Blickt man auf den ökonomischen Kontext derer, die tatsächlich in Berührung mit handfester Integrationsproblematik kommen, so ist leicht festzustellen, dass diese sich in sozioökonomisch schwächeren Schichten befinden. Nicht die Gymnasien und Universitäten sind Austragungsfläche dieser Konflikte, sondern die Hauptschulen, die Berufsschulen, die Gemeindebauten. Die Sorgen und Ängste mancher Österreicher und Österreicherinnen müssen ernstgenommen und die Spannungen, die sich ergeben adressiert werden. Es ist an der höchsten Zeit, dass die Linke sich endlich dieser realen Problematik annimmt, sie als Strukturversagen der Politik enthüllt und sie in einen wirtschaftspolitischen Kontext einbindet anstatt sie weiterhin in den Händen derer zu belassen, die sie zum Vorboten des Kampfes der Kulturen inszenieren.
Raphaela Tiefenbacher ist Studentin der Rechtswissenschaften und Philosophie an der Universität Wien. Ihre Betrachtungen zu den Entwicklungen des jüngsten Zuwanderungsdiskurses legen die Paradoxie der Fremdenfeindlichkeit offen. Der gesamte Artikel ist auf http://www.alpenfeuilleton.at/ zu lesen.
Titelbild: flickr.com/NoborderNetwork cc
Mayerhofer
12. Juni 2015 at 13:13
Die Flüchtlinge und Asylwerber sind wahrlich nicht das Problem. Da werden diverse – teils auch ausländische – „Sozialschmarotzer“ von der gemeinen Bevölkerung mit Schutzsuchenden Flüchtlingen vermischt, obwohl die nur in den seltensten Fällen Überschneidungen haben.
Fakt ist aber trotzdem, dass wir, besonders in der Bundeshauptstadt, ein Integrationsproblem haben. Ausnahmen – die sich glücklicherweise langsam häufen – bestätigen wie immer die Regel.

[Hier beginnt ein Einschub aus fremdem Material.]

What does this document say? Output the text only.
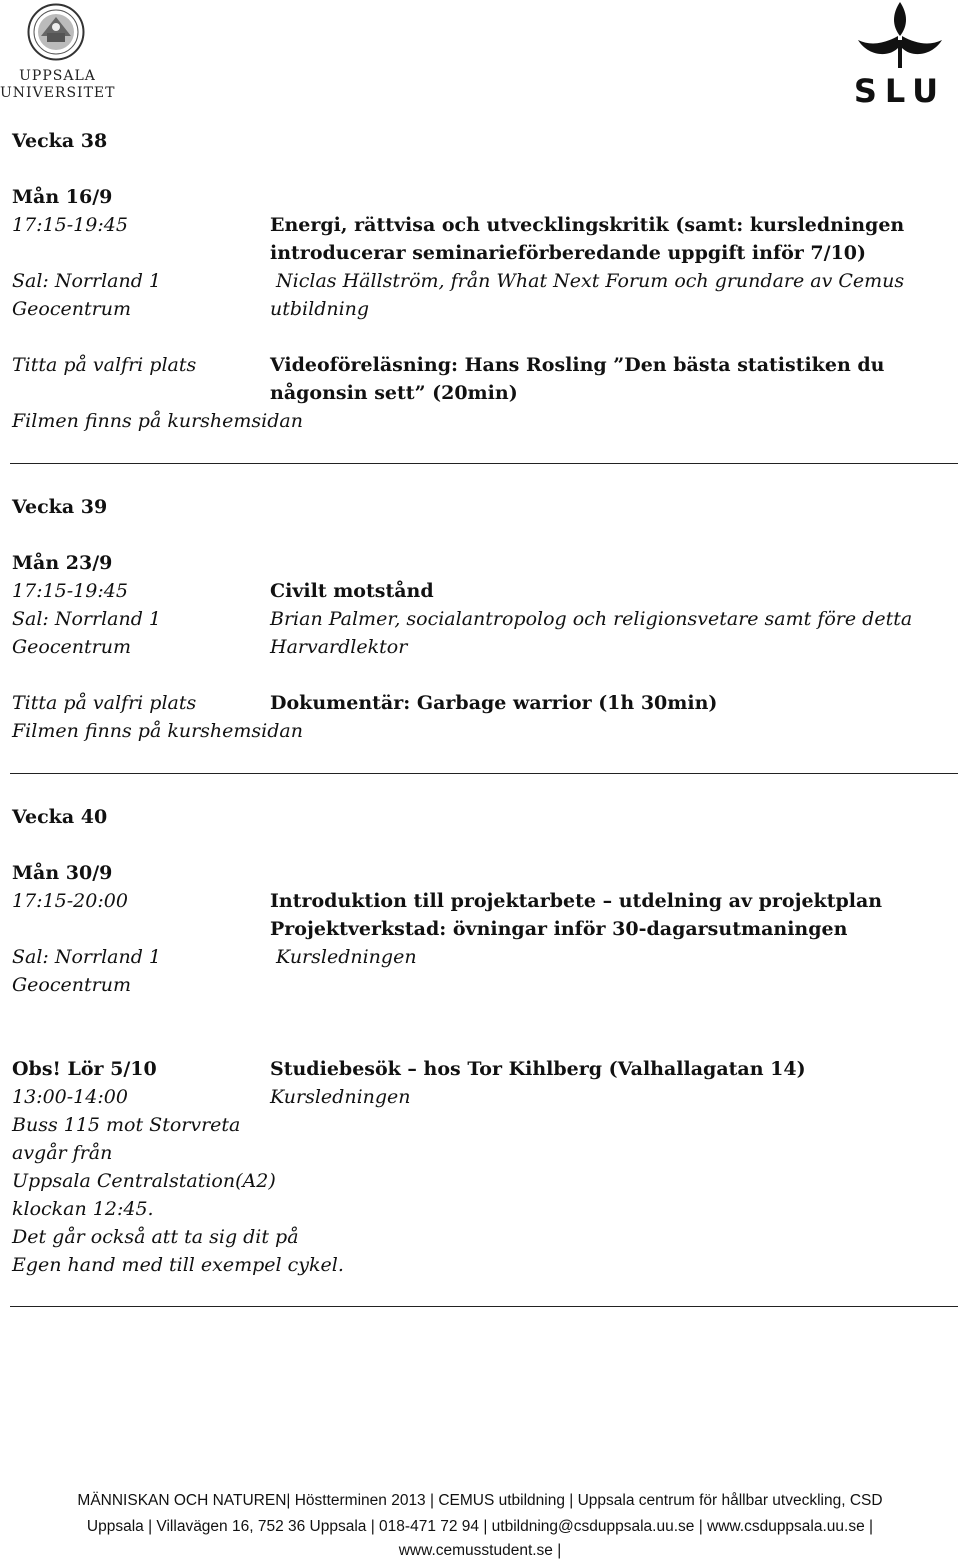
UPPSALA
UNIVERSITET	SLU
Vecka 38
Mån 16/9
17:15-19:45	Energi, rättvisa och utvecklingskritik (samt: kursledningen
introducerar seminarieförberedande uppgift inför 7/10)
Sal: Norrland 1	Niclas Hällström, från What Next Forum och grundare av Cemus
Geocentrum	utbildning
Titta på valfri plats	Videoföreläsning: Hans Rosling ”Den bästa statistiken du
någonsin sett” (20min)
Filmen finns på kurshemsidan
Vecka 39
Mån 23/9
17:15-19:45	Civilt motstånd
Sal: Norrland 1	Brian Palmer, socialantropolog och religionsvetare samt före detta
Geocentrum	Harvardlektor
Titta på valfri plats	Dokumentär: Garbage warrior (1h 30min)
Filmen finns på kurshemsidan
Vecka 40
Mån 30/9
17:15-20:00	Introduktion till projektarbete – utdelning av projektplan
Projektverkstad: övningar inför 30-dagarsutmaningen
Sal: Norrland 1	Kursledningen
Geocentrum
Obs! Lör 5/10	Studiebesök – hos Tor Kihlberg (Valhallagatan 14)
13:00-14:00	Kursledningen
Buss 115 mot Storvreta
avgår från
Uppsala Centralstation(A2)
klockan 12:45.
Det går också att ta sig dit på
Egen hand med till exempel cykel.
MÄNNISKAN OCH NATUREN| Höstterminen 2013 | CEMUS utbildning | Uppsala centrum för hållbar utveckling, CSD
Uppsala | Villavägen 16, 752 36 Uppsala | 018-471 72 94 | utbildning@csduppsala.uu.se | www.csduppsala.uu.se |
www.cemusstudent.se |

Wie es da konkret in der Steiermark ist, entzieht sich meinem Wissen, in Wien wurde in gefühlten 80 Jahren SPÖ-Alleinherrschaft (überspitzt formuliert) aber einige Verfehlungen begangen.
Die FPÖ nutzt das schamlos aus, was natürlich zu hinterfragen und zu kritisieren ist. Die Probleme existieren aber wirklich und sind keine reinen Hirngespinnster der Freiheitlichen.